Si apre domani, sabato 22 ottobre, alle ore 17 al Centro visite “Il Borghetto” (via Bagnolo di Sopra, 24- Montemurlo) la mostra “Gli indimenticabili: artisti pratesi del Novecento”, promossa dalla Pro-loco di Montemurlo con il patrocinio ed il sostegno del Comune di Montemurlo, della Provincia di Prato e dell’Area protetta del Monteferrato. Una vera e propria carrellata per immagini dei nomi più prestigiosi che hanno contribuito a costruire la storia dell’arte pittorica pratese del Novecento.

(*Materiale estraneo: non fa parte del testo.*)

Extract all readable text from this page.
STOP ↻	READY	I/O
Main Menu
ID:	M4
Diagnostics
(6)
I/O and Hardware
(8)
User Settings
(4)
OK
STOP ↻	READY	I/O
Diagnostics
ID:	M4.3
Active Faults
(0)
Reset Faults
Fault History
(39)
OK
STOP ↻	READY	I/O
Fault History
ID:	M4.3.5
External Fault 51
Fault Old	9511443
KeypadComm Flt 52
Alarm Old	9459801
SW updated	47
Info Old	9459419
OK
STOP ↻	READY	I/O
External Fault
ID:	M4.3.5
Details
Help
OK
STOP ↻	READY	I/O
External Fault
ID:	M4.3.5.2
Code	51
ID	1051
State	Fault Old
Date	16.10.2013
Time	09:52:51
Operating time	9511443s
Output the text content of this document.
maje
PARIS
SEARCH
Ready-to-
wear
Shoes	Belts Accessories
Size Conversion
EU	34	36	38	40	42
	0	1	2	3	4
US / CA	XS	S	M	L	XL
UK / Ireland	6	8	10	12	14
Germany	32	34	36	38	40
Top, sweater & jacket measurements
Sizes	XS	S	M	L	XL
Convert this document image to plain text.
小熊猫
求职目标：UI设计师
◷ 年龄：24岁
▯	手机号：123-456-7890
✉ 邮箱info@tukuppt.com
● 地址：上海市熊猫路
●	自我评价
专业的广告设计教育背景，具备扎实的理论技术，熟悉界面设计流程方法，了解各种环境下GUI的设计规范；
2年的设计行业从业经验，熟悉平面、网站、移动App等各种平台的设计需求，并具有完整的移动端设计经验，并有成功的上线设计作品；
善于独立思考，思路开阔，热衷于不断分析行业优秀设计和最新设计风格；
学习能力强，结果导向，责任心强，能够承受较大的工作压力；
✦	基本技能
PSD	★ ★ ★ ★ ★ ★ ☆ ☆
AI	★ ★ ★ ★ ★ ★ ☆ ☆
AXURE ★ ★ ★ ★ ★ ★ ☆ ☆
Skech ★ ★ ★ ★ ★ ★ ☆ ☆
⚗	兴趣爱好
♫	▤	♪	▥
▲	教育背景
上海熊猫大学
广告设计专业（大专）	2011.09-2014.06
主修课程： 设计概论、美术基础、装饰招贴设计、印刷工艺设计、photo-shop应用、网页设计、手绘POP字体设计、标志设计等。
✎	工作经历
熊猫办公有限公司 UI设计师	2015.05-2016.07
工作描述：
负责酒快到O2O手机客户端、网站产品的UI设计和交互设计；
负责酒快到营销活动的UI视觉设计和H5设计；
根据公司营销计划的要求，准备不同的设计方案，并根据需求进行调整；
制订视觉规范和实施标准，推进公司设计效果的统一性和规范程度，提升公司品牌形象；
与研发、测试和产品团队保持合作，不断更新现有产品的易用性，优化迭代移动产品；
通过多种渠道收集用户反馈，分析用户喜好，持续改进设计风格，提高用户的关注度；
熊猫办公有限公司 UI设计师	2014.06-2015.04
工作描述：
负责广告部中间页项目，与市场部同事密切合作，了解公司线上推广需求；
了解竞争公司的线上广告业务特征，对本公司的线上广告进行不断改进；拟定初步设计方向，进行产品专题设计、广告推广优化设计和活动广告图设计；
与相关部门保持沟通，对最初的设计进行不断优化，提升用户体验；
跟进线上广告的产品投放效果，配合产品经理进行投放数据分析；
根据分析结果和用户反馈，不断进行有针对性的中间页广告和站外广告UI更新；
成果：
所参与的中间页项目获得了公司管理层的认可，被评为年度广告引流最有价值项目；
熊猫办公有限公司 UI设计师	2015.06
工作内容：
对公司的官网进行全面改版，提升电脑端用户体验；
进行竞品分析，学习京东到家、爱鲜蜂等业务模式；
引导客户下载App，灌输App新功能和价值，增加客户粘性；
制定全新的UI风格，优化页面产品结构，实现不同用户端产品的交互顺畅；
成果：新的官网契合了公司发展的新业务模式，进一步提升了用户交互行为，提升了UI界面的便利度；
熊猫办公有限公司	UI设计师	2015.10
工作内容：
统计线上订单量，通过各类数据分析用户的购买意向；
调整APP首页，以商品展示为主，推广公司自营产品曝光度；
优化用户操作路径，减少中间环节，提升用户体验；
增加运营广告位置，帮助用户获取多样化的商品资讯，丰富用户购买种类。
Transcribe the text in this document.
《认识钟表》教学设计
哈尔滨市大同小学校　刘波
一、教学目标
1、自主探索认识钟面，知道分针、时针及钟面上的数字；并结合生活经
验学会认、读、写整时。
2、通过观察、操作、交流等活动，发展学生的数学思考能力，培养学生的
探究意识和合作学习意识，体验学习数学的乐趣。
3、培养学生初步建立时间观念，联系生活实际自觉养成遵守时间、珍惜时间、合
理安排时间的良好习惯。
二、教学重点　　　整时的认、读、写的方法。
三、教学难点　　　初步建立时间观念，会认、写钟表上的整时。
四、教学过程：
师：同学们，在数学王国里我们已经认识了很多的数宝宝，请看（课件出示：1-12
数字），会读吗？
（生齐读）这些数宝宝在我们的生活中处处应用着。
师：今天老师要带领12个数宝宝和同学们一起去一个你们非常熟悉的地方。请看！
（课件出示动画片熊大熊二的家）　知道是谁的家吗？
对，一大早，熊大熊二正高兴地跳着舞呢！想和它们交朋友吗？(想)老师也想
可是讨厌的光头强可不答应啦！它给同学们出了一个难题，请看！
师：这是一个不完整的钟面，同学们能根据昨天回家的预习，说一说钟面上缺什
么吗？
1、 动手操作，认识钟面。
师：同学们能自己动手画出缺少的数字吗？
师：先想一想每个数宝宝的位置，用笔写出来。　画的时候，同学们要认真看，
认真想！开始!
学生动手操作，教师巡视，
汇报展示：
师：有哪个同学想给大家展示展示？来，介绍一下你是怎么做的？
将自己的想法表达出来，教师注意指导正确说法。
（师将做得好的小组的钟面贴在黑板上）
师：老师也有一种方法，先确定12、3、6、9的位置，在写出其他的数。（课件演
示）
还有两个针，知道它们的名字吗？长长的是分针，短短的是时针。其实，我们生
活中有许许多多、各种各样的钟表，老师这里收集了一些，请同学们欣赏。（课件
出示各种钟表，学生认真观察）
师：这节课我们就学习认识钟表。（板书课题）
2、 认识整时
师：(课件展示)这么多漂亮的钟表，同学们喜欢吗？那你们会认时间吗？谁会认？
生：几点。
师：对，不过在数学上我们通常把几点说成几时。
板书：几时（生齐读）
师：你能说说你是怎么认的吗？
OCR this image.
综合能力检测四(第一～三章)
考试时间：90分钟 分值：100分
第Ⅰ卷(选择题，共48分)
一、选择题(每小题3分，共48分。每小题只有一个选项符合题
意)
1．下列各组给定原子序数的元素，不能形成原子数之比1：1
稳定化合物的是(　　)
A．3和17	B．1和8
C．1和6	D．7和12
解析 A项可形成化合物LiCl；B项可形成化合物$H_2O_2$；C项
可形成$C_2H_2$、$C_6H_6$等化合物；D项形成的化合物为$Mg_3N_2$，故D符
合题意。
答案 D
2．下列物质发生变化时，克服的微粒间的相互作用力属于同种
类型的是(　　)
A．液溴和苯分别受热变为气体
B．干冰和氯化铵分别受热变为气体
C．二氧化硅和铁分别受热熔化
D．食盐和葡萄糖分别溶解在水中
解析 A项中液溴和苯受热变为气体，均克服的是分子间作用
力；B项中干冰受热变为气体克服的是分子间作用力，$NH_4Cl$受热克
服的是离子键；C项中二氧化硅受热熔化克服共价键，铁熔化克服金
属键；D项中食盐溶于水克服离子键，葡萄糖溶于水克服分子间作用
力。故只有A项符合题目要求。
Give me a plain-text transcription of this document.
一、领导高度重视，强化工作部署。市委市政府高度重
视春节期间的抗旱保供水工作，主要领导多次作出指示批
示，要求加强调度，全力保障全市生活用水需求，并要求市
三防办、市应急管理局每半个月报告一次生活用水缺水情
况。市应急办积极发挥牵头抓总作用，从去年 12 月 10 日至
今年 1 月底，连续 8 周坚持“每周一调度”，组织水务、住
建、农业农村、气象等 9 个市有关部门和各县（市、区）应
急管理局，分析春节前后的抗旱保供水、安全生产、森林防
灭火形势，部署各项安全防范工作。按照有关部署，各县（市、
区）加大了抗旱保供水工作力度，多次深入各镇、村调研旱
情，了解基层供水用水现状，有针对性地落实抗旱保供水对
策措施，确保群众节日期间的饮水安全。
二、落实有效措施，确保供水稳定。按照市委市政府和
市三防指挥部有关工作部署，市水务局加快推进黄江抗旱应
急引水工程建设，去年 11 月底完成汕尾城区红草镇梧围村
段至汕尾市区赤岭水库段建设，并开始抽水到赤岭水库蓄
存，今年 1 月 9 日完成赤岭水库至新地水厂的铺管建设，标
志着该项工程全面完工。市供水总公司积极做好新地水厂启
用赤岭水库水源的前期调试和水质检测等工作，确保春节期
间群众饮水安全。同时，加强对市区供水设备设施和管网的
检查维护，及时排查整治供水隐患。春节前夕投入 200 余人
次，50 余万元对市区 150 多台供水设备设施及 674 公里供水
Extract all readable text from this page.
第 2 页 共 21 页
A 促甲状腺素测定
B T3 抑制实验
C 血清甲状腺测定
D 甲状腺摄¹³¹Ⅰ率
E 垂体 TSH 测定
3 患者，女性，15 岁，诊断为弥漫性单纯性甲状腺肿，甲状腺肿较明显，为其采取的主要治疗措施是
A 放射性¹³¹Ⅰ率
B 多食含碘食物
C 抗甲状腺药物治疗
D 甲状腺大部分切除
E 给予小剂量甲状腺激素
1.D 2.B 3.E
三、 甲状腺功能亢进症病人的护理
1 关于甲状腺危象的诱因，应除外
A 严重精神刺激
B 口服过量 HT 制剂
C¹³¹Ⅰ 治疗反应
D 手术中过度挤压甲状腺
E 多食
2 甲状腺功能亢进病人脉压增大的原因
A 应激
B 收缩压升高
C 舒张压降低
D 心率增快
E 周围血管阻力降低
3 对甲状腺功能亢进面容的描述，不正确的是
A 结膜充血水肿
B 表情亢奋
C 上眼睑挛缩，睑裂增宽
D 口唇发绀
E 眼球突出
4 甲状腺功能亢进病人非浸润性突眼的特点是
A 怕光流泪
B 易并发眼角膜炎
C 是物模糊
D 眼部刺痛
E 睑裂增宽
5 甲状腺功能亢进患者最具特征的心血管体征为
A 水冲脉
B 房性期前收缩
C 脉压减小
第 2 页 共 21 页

Il visitatore potrà scoprire le oltre sessanta opere in mostra seguendo l’itinerario ideale nel quale sono state divise: la “scuola degli anni Trenta” con Arrigo del Rigo, Leonetto Tintori, Gino Brogi, Quinto Martini, i “Maestri degli anni Sessanta” con Gastone Breddo, Rinaldo Frank Burattin, Bruno Saetti, Anna Sanesi, la “scuola d’arte Leonardo” con Umberto Bigagli e Alpo Bellandi, la “Val Bisenzio” con Marco Zeloni e Piero Arrighini, “Montemurlo” con Angelo Ponzeveroni, “Poggio a Caiano” con Francesco Inverni e “Carmignano” con Quinto Martini, solo per citarne alcuni tra i maggiori.
Un percorso espositivo che parte con un ritratto di Soffici, opera di Francesco Inverni, per poi passare ad un paesaggio di Bruno Saetti, che al suo Mulino del Setta a Montepiano richiamò tanti giovani artisti e ancora alla “Ragazza che si asciuga” di Quinto Martini, famoso rappresentante della “Scuola di Prato” insieme ad Arrigo del Rigo. E come non ricordare Guido Dolci con “Marina”, che nella prima metà del secolo fu maestro per tanti giovani e che ha lasciato alla città di Prato bellissimi affreschi. Tra gli altri “indimenticabili” in mostra a Montemurlo vale la pena citare “l’umanità dolente” di Marco Zeloni , l’artista di Vernio, scomparso prematuramente sei anni fa- del quale si tiene proprio in questi giorni, una mostra in Provincia, nei saloni di palazzo Banci Buonamici- Piero Arrighini e Anna Sanesi. Insomma, un “concentrato” della migliore “pratesità pittorica” del Novecento, che il Comune di Montemurlo ha voluto riproporre a chi ha avuto la fortuna di conoscere questi grandi artisti e soprattutto di farli scoprire ed apprezzare ai più giovani.
Intanto il presidente della Pro-loco di Montemurlo, Germano Cerretani annuncia già per il prossimo anno una nuova edizione della mostra per rendere omaggio ai numerosi artisti che per ragioni di spazio sono rimasti fuori da questo primo evento.
Il catalogo della mostra è curato dal giornalista e critico d’arte, Franco Riccomini e dal collezionista d’arte pratese, Franco Bertini. La mostra sarà visitabile il venerdì ed il sabato dalle ore 17 alle 19, la domenica dalle 10 alle 12.30 e dalle 17 alle 19.